Jason Savage, a former Marden's employee who was also a paid campaign worker on the Republican's gubernatorial bid, is the executive director of Maine People Before Politics. Brent Littlefield, a political consultant who was a top adviser in the LePage campaign, is a "strategic adviser" to the group.
Littlefield said he and Savage will work aggressively to build membership and raise funds. He said the group is being operated now with some initial funding.
The funds appear to have been left over from LePage's transition team fundraising for the inauguration. The Maine People Before Politics group was formerly known as LePage Transition 2010, according to the Maine Secretary of State website on corporations.
The group is a non-profit, membership-based organization, according to its website, www.mainepeoplebeforepolitics.com.
As an issue-based organization rather than a candidate-based one, Littlefield said, there are no plans to register as a political action committee. PACs have to make periodic reports on donations and expenditures.
Littlefield said the group's goal is to give Maine people, particularly those who supported LePage's gubernatorial bid, an outlet in Augusta.
"Really our goal here is to allow people that aren't professional lobbyists, to give them a voice; to democratize the process of issue discussion," he said in an interview.
The group's name reflects a constant LePage refrain, and will be "absolutely supportive of the governor's policies," he said.
It will provide people who were motivated during the election a chance to speak out on issues and push back on those who criticize changes advocated by the governor, Littlefield said.
The initial news release from MPBP takes aim at the Maine State Employees Association and Maine Education Association objections to some of LePage's budget proposals. In a seven-page report, MPBP highlights campaign contributions made by the MSEA and MEA to Democratic candidates and PACs over the last eight years.
"The MSEA and the MEA, who joined the Augusta protests, have aggressively contributed to the very legislative leaders who ignored the growing pension crisis in Maine," Savage said in the release.
MAINE GETS 'F' ON NEW REPORT
When it comes to openness about government spending, Maine earned an "F" in a recent report released by the U.S. Public Interest Research Group.
In fact, this bullet point from a summary of the report stands out: "Maine is the only state in the nation without a publicly accessible transparency website."
The group looks for what they call "checkbook-level detail," something that's apparently available in 40 states.
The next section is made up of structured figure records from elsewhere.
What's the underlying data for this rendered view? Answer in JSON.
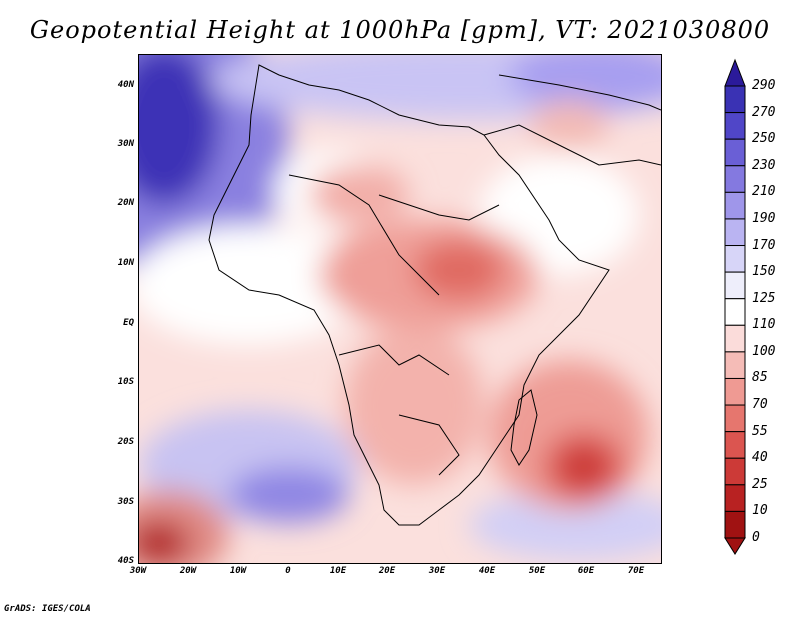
{
  "title": "Geopotential Height at 1000hPa [gpm], VT: 2021030800",
  "footer": "GrADS: IGES/COLA",
  "axes": {
    "lat_labels": [
      "40N",
      "30N",
      "20N",
      "10N",
      "EQ",
      "10S",
      "20S",
      "30S",
      "40S"
    ],
    "lon_labels": [
      "30W",
      "20W",
      "10W",
      "0",
      "10E",
      "20E",
      "30E",
      "40E",
      "50E",
      "60E",
      "70E"
    ]
  },
  "colorbar": {
    "levels": [
      "290",
      "270",
      "250",
      "230",
      "210",
      "190",
      "170",
      "150",
      "125",
      "110",
      "100",
      "85",
      "70",
      "55",
      "40",
      "25",
      "10",
      "0"
    ],
    "colors": [
      "#2b1a9a",
      "#3a32b4",
      "#5046c8",
      "#6a5fd6",
      "#8479e0",
      "#9f96ea",
      "#bab4f2",
      "#d7d5f8",
      "#eeeefb",
      "#ffffff",
      "#fbdcda",
      "#f5bcb7",
      "#ef9a93",
      "#e6766e",
      "#db5550",
      "#cc3a37",
      "#b82222",
      "#a01212"
    ]
  },
  "legend_colors": {
    "high_anomaly": "#3a2fa8",
    "low_anomaly": "#b81e1e",
    "neutral": "#ffffff"
  }
}
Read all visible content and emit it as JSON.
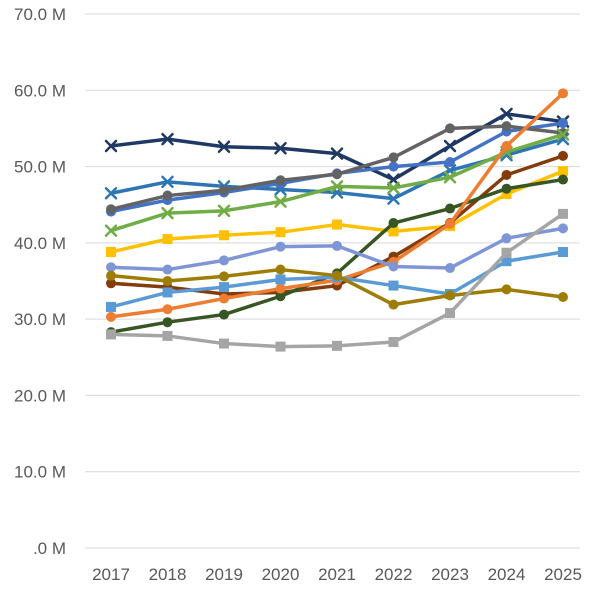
{
  "chart_data": {
    "type": "line",
    "title": "",
    "xlabel": "",
    "ylabel": "",
    "x": [
      "2017",
      "2018",
      "2019",
      "2020",
      "2021",
      "2022",
      "2023",
      "2024",
      "2025"
    ],
    "ylim": [
      0,
      70
    ],
    "y_ticks": [
      0,
      10,
      20,
      30,
      40,
      50,
      60,
      70
    ],
    "y_tick_labels": [
      ".0 M",
      "10.0 M",
      "20.0 M",
      "30.0 M",
      "40.0 M",
      "50.0 M",
      "60.0 M",
      "70.0 M"
    ],
    "grid": "horizontal",
    "legend": "none",
    "series": [
      {
        "color": "#1f3864",
        "marker": "x",
        "values": [
          52.7,
          53.6,
          52.6,
          52.4,
          51.7,
          48.3,
          52.7,
          56.9,
          55.9
        ]
      },
      {
        "color": "#2e75b6",
        "marker": "x",
        "values": [
          46.5,
          48.0,
          47.4,
          47.0,
          46.6,
          45.8,
          49.5,
          51.5,
          53.6
        ]
      },
      {
        "color": "#4472c4",
        "marker": "circle",
        "values": [
          44.1,
          45.6,
          46.6,
          47.8,
          49.1,
          50.0,
          50.6,
          54.6,
          55.7
        ]
      },
      {
        "color": "#636363",
        "marker": "circle",
        "values": [
          44.4,
          46.2,
          46.9,
          48.2,
          49.0,
          51.2,
          55.0,
          55.3,
          54.4
        ]
      },
      {
        "color": "#70ad47",
        "marker": "x",
        "values": [
          41.6,
          43.9,
          44.2,
          45.4,
          47.4,
          47.2,
          48.6,
          51.9,
          54.2
        ]
      },
      {
        "color": "#ffc000",
        "marker": "square",
        "values": [
          38.8,
          40.5,
          41.0,
          41.4,
          42.4,
          41.5,
          42.2,
          46.4,
          49.4
        ]
      },
      {
        "color": "#843c0c",
        "marker": "circle",
        "values": [
          34.7,
          34.2,
          33.3,
          33.5,
          34.4,
          38.2,
          42.6,
          48.9,
          51.4
        ]
      },
      {
        "color": "#375623",
        "marker": "circle",
        "values": [
          28.3,
          29.6,
          30.6,
          33.0,
          36.0,
          42.6,
          44.5,
          47.1,
          48.3
        ]
      },
      {
        "color": "#ed7d31",
        "marker": "circle",
        "values": [
          30.3,
          31.3,
          32.7,
          34.0,
          35.1,
          37.5,
          42.5,
          52.7,
          59.6
        ]
      },
      {
        "color": "#7f96d6",
        "marker": "circle",
        "values": [
          36.8,
          36.5,
          37.7,
          39.5,
          39.6,
          36.9,
          36.7,
          40.6,
          41.9
        ]
      },
      {
        "color": "#5b9bd5",
        "marker": "square",
        "values": [
          31.6,
          33.5,
          34.2,
          35.2,
          35.5,
          34.4,
          33.3,
          37.6,
          38.8
        ]
      },
      {
        "color": "#9e7d06",
        "marker": "circle",
        "values": [
          35.7,
          35.0,
          35.6,
          36.5,
          35.7,
          31.9,
          33.1,
          33.9,
          32.9
        ]
      },
      {
        "color": "#a5a5a5",
        "marker": "square",
        "values": [
          28.0,
          27.8,
          26.8,
          26.4,
          26.5,
          27.0,
          30.8,
          38.7,
          43.8
        ]
      }
    ]
  }
}
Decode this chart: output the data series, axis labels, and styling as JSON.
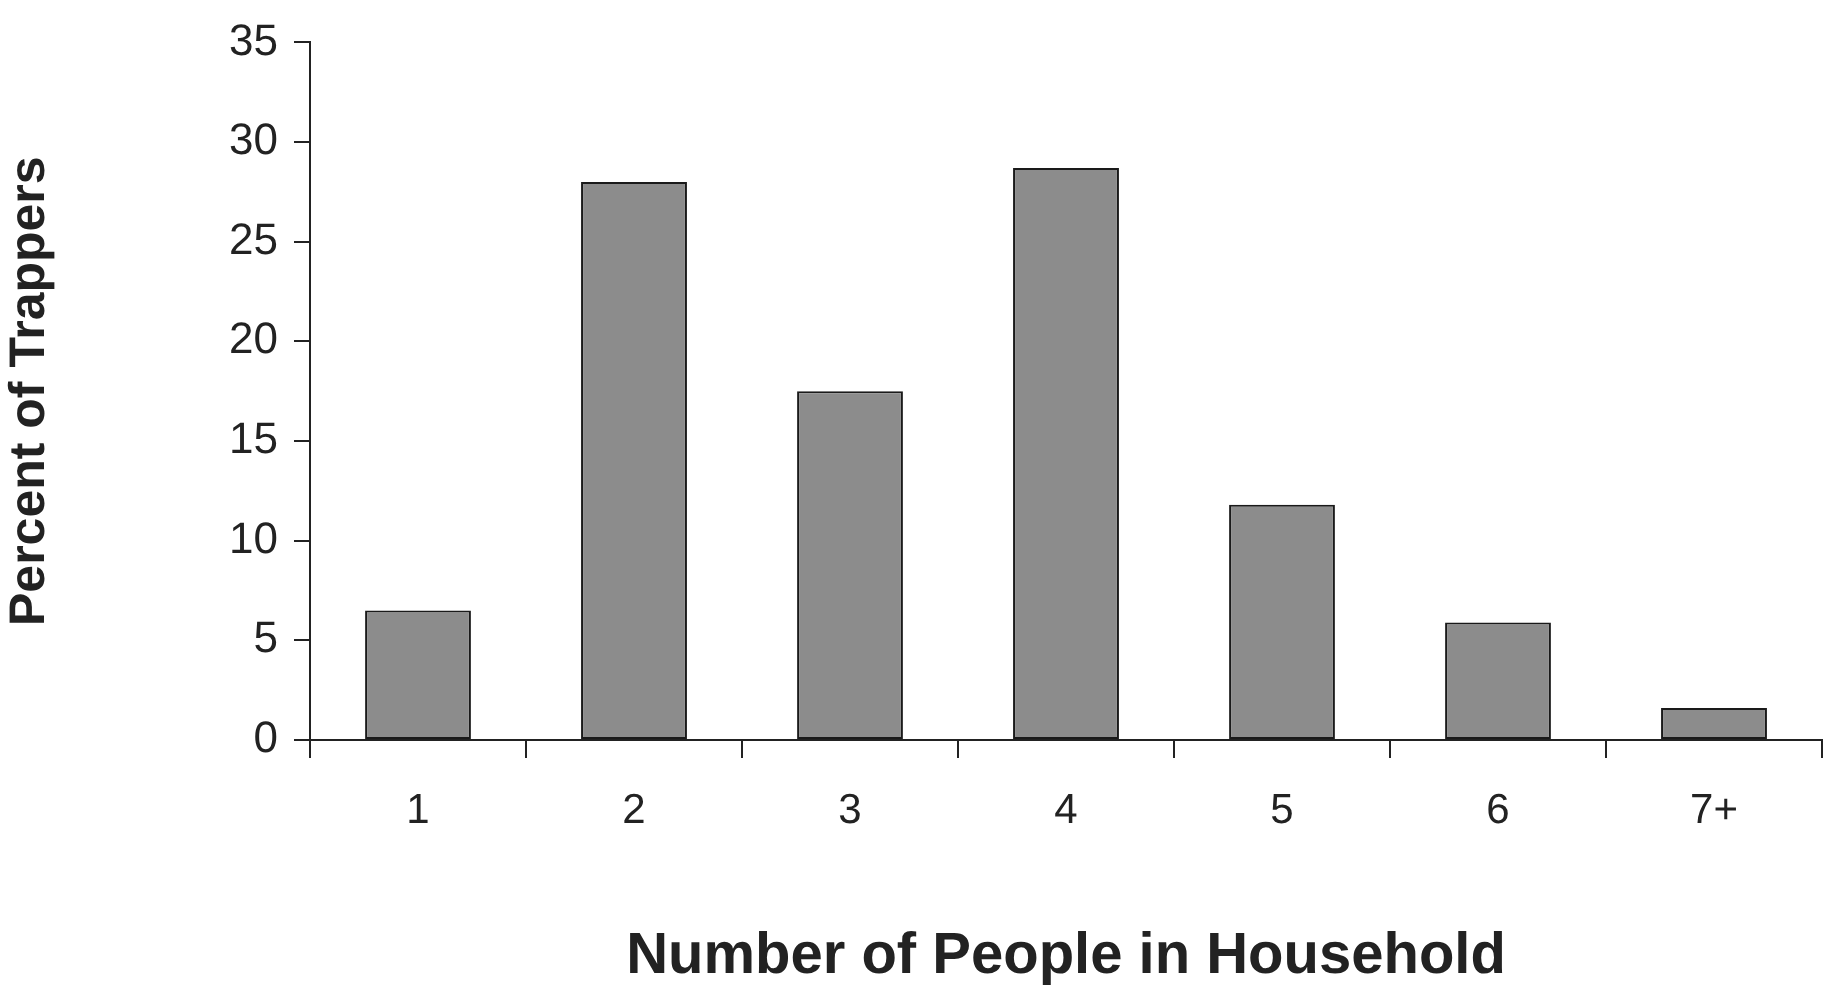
{
  "chart_data": {
    "type": "bar",
    "xlabel": "Number of People in Household",
    "ylabel": "Percent of Trappers",
    "categories": [
      "1",
      "2",
      "3",
      "4",
      "5",
      "6",
      "7+"
    ],
    "values": [
      6.5,
      28,
      17.5,
      28.7,
      11.8,
      5.9,
      1.6
    ],
    "color": "#8c8c8c",
    "ylim": [
      0,
      35
    ],
    "yticks": [
      0,
      5,
      10,
      15,
      20,
      25,
      30,
      35
    ],
    "grid": false,
    "legend": false
  }
}
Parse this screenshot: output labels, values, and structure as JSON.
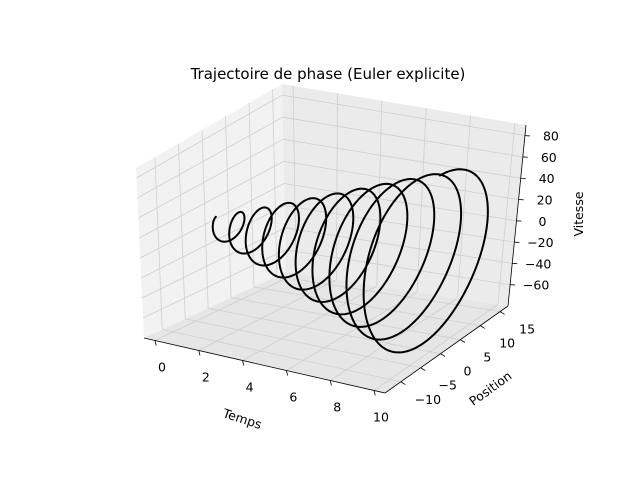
{
  "chart_data": {
    "type": "line",
    "projection": "3d",
    "title": "Trajectoire de phase (Euler explicite)",
    "xlabel": "Temps",
    "ylabel": "Position",
    "zlabel": "Vitesse",
    "xlim": [
      -0.5,
      10.5
    ],
    "ylim": [
      -14,
      17
    ],
    "zlim": [
      -80,
      90
    ],
    "x_ticks": [
      "0",
      "2",
      "4",
      "6",
      "8",
      "10"
    ],
    "y_ticks": [
      "−10",
      "−5",
      "0",
      "5",
      "10",
      "15"
    ],
    "z_ticks": [
      "−60",
      "−40",
      "−20",
      "0",
      "20",
      "40",
      "60",
      "80"
    ],
    "grid": true,
    "series": [
      {
        "color": "#000000",
        "model": "explicit Euler, harmonic oscillator, amplitude growing with time",
        "t_start": 0,
        "t_end": 10,
        "turns": 10,
        "position_amplitude_start": 1.5,
        "position_amplitude_end": 14,
        "velocity_amplitude_start": 9,
        "velocity_amplitude_end": 80,
        "end_point": {
          "t": 10,
          "position": 0,
          "velocity": 20
        }
      }
    ]
  }
}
But not in Maine.
In fairness to the state Office of Fiscal and Program Review, the full state budget is available online, as are back-up documents used by lawmakers while reviewing the 539-page budget. You can find the materials at: www.maine.gov/legis/ofpr/appropriations_committee/materials/index.htm
The budget is also out in bill form as L.D. 1043. But, it does take some effort to read and understand it.
In other transparency-related news, Democrats once again blasted LePage for exempting his Business Advisory Council from the state's open meetings laws. In their weekly radio address, Senate Minority Leader Barry Hobbins, D-Saco, said he had to once again speak out about the issue.
"The members of these councils are the very people who will have the governor's ear, helping craft policy and priorities for the next four years," he said. "Don't we, the people of Maine, have the right to know who is on the councils and what decisions are being made?"